There are two key directions that we are focussed on with these types of devices.

  1. Electrical studies of membrane proteins at single molecule level: An important class of proteins are membrane proteins, they are basically functional nanomachines that sit in the fatty lipid bilayer that is used as a wall to separate volumes in biology. These proteins have a variety of roles from triggering the firing of neurons (ion channels) to registering touch (e.g., Piezo) to converting light into voltage (e.g., Rhodopsin) or chemical energy into a voltage (e.g., ATPase). There are still important fundamental physics problems in these proteins, e.g., how exactly do they work, as well as applied problems since they are common drug targets and these types of device structure are being developed for ultra-sensitive virus detection systems.

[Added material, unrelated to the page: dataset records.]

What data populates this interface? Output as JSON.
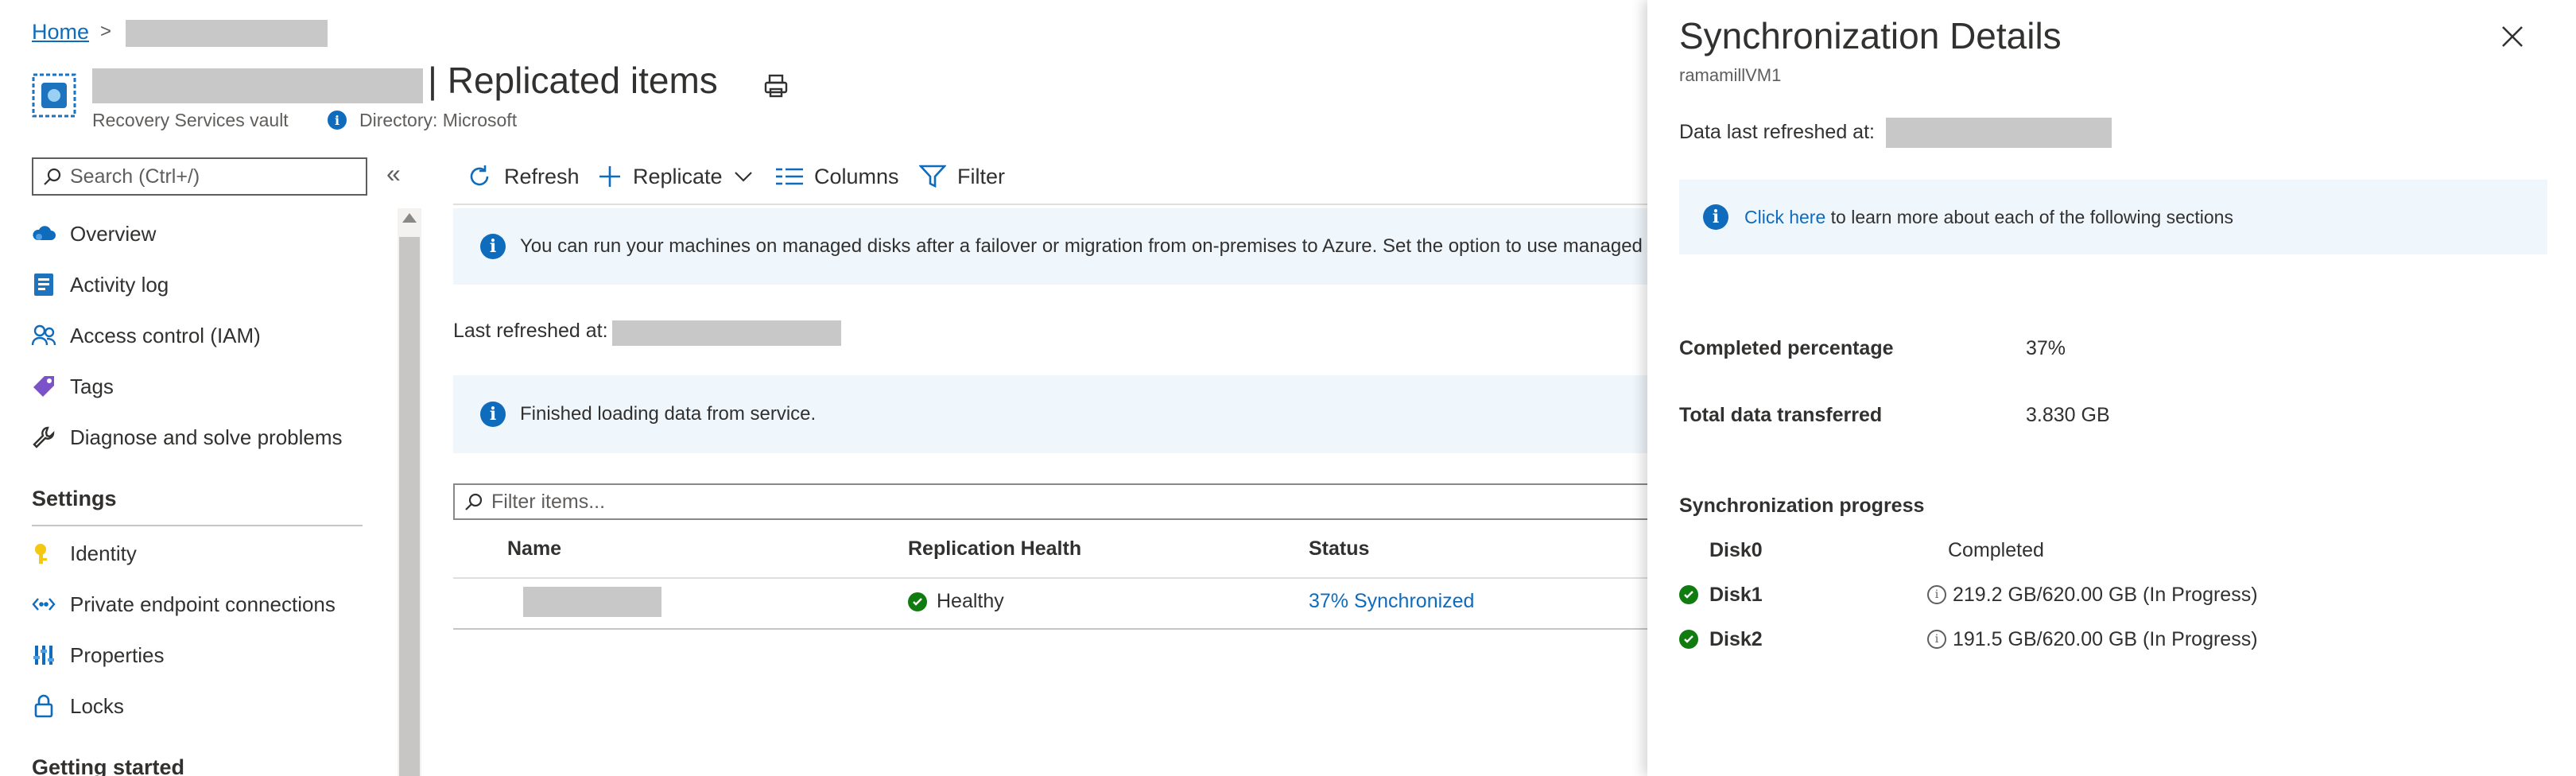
{
  "breadcrumb": {
    "home": "Home"
  },
  "header": {
    "title_suffix": "| Replicated items",
    "subtitle": "Recovery Services vault",
    "directory": "Directory: Microsoft"
  },
  "sidebar": {
    "search_placeholder": "Search (Ctrl+/)",
    "collapse": "«",
    "items": [
      {
        "label": "Overview",
        "icon": "cloud-icon"
      },
      {
        "label": "Activity log",
        "icon": "log-icon"
      },
      {
        "label": "Access control (IAM)",
        "icon": "people-icon"
      },
      {
        "label": "Tags",
        "icon": "tag-icon"
      },
      {
        "label": "Diagnose and solve problems",
        "icon": "wrench-icon"
      }
    ],
    "settings_heading": "Settings",
    "settings_items": [
      {
        "label": "Identity",
        "icon": "key-icon"
      },
      {
        "label": "Private endpoint connections",
        "icon": "endpoint-icon"
      },
      {
        "label": "Properties",
        "icon": "properties-icon"
      },
      {
        "label": "Locks",
        "icon": "lock-icon"
      }
    ],
    "getting_started_heading": "Getting started"
  },
  "toolbar": {
    "refresh": "Refresh",
    "replicate": "Replicate",
    "columns": "Columns",
    "filter": "Filter"
  },
  "banners": {
    "managed_disks": "You can run your machines on managed disks after a failover or migration from on-premises to Azure. Set the option to use managed",
    "loaded": "Finished loading data from service."
  },
  "last_refreshed_label": "Last refreshed at:",
  "filter_placeholder": "Filter items...",
  "table": {
    "columns": [
      "Name",
      "Replication Health",
      "Status"
    ],
    "rows": [
      {
        "health": "Healthy",
        "status": "37% Synchronized"
      }
    ]
  },
  "panel": {
    "title": "Synchronization Details",
    "subtitle": "ramamillVM1",
    "refreshed_label": "Data last refreshed at:",
    "info_link": "Click here",
    "info_text": " to learn more about each of the following sections",
    "completed_label": "Completed percentage",
    "completed_value": "37%",
    "transferred_label": "Total data transferred",
    "transferred_value": "3.830 GB",
    "progress_heading": "Synchronization progress",
    "disks": [
      {
        "name": "Disk0",
        "status": "Completed",
        "check": false,
        "info": false
      },
      {
        "name": "Disk1",
        "status": "219.2 GB/620.00 GB (In Progress)",
        "check": true,
        "info": true
      },
      {
        "name": "Disk2",
        "status": "191.5 GB/620.00 GB (In Progress)",
        "check": true,
        "info": true
      }
    ]
  },
  "colors": {
    "accent": "#0f6cbd",
    "success": "#107c10",
    "banner": "#eff6fc"
  }
}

    Our goal is to build structures where the device sits at the bottom of a small micron-sized well that's sealed with lipid bilayer that we can place a small number (0, 1, 2 or so) of membrane proteins in. The substrate is transparent so we can see inside the well during electrical measurements. The aim is to enable simultaneous optical and electrical study of the embedded proteins to better understand function and behaviour. 
     
  2. Electrical detection of mobile protein molecular motors in biocomputation devices: Linear protein molecular motors play important roles in biology: actin & myosin work together to drive muscle contraction and kinesin & microtubules work together to traffic cargo around cells. For the last two decades, scientists have been playing with these protein systems in a chip-based environment such that the 'walking feet', e.g., myosin and kinesin, are bound to a surface with the feet sticking up and then push 'filaments', e.g., the rodlike proteins actin & microtubules, around like nanoscale trains (see here). Initially this was done simply to see if it can be done (i.e., curiosity) but it quickly evolved into strategies for nanoscale cargo distribution networks and interesting new approaches to solving computationally-intensive problems.

    Detection in these systems is entirely done by a microscope and there is a strong incentive to have local nanoscale detectors that operate electrically to, for example, detect traffic in different areas of a cargo network, or read-out solutions in a computation structure. This also requires devices that are compatible with biological microscopy and is part of a collaboration with the EU Horizon-2020 project Bio4Comp.